Joe gives many thought-provoking examples in the physical world, but I felt the idea could equally be applied in the realm of digital content at the University. For example, when a web page about an event is created, this tends to prioritise the experiences of those attending and contributing to the event up to the point of the event happening. It is less common for attention to be paid to adapting content to support aspects of the post-event experience such as accessing event resources, finding out about similar events, keeping in contact with other attendees. The tendency to focus on beginnings not only results in missed opportunities but also leads to surplus content which runs the risk of providing poor or misleading experiences (for example, if people access the page once the event has passed and are unable to take part).

To design a good experience ending, the book recommends firstly paying attention to how the relationship between provider and consumer could come to an end (for example, when a task or event is completed as planned or when it finishes unexpectedly early). With predicted endings mapped out, consideration should be made of the associated stages and indicators – including recognition that the relationship has come to an end, actions to effect the ending, confirmation that the ending has occurred and looking to the future beyond the ending.

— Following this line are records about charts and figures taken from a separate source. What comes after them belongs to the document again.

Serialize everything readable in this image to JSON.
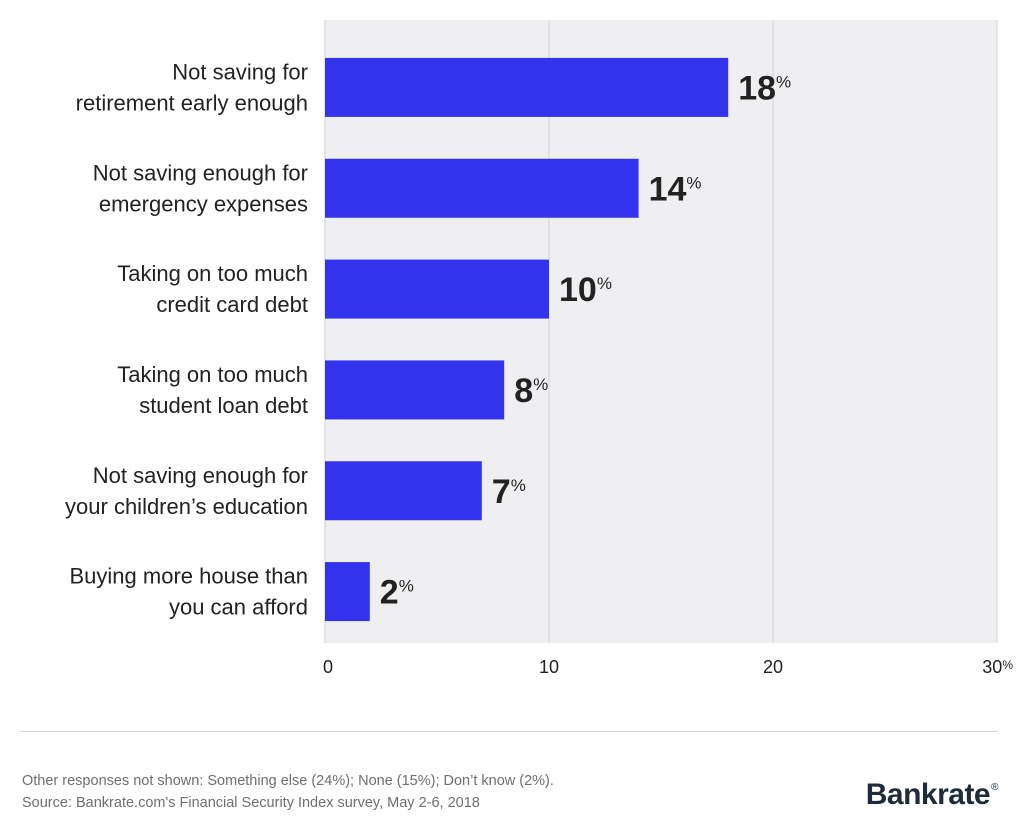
{
  "chart_data": {
    "type": "bar",
    "orientation": "horizontal",
    "categories": [
      [
        "Not saving for",
        "retirement early enough"
      ],
      [
        "Not saving enough for",
        "emergency expenses"
      ],
      [
        "Taking on too much",
        "credit card debt"
      ],
      [
        "Taking on too much",
        "student loan debt"
      ],
      [
        "Not saving enough for",
        "your children’s education"
      ],
      [
        "Buying more house than",
        "you can afford"
      ]
    ],
    "values": [
      18,
      14,
      10,
      8,
      7,
      2
    ],
    "value_suffix": "%",
    "xlim": [
      0,
      30
    ],
    "xticks": [
      "0",
      "10",
      "20",
      "30"
    ],
    "xtick_suffix": "%",
    "grid": true,
    "colors": {
      "bar": "#3333ee",
      "plot_bg": "#efeff2",
      "grid": "#d4d4da"
    }
  },
  "footnote": {
    "line1": "Other responses not shown: Something else (24%); None (15%); Don’t know (2%).",
    "line2": "Source: Bankrate.com's Financial Security Index survey, May 2-6, 2018"
  },
  "brand": {
    "name": "Bankrate",
    "mark": "®"
  }
}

Thoughtful consideration of endings when it comes to digital content encourages the notion that web content is not permanent and therefore is a useful construct to encourage more digitally sustainable approaches to content management.

Emerging standards, guidelines and ideas for designing digital content sustainably

Since 2024, new approaches and ideas for achieving digital sustainability have come thick and fast as more and more people, organisations and official bodies recognise the benefits of an sustainability conscious approach to digital content publication and begin to take action by developing initiatives and formulating standards. These include:

In this year’s internship, we are looking forward to learning more about these and applying them to the cause of improving the University’s digital impact to continue to contribute towards the achievement of the institution’s wider environmentally-focused goals.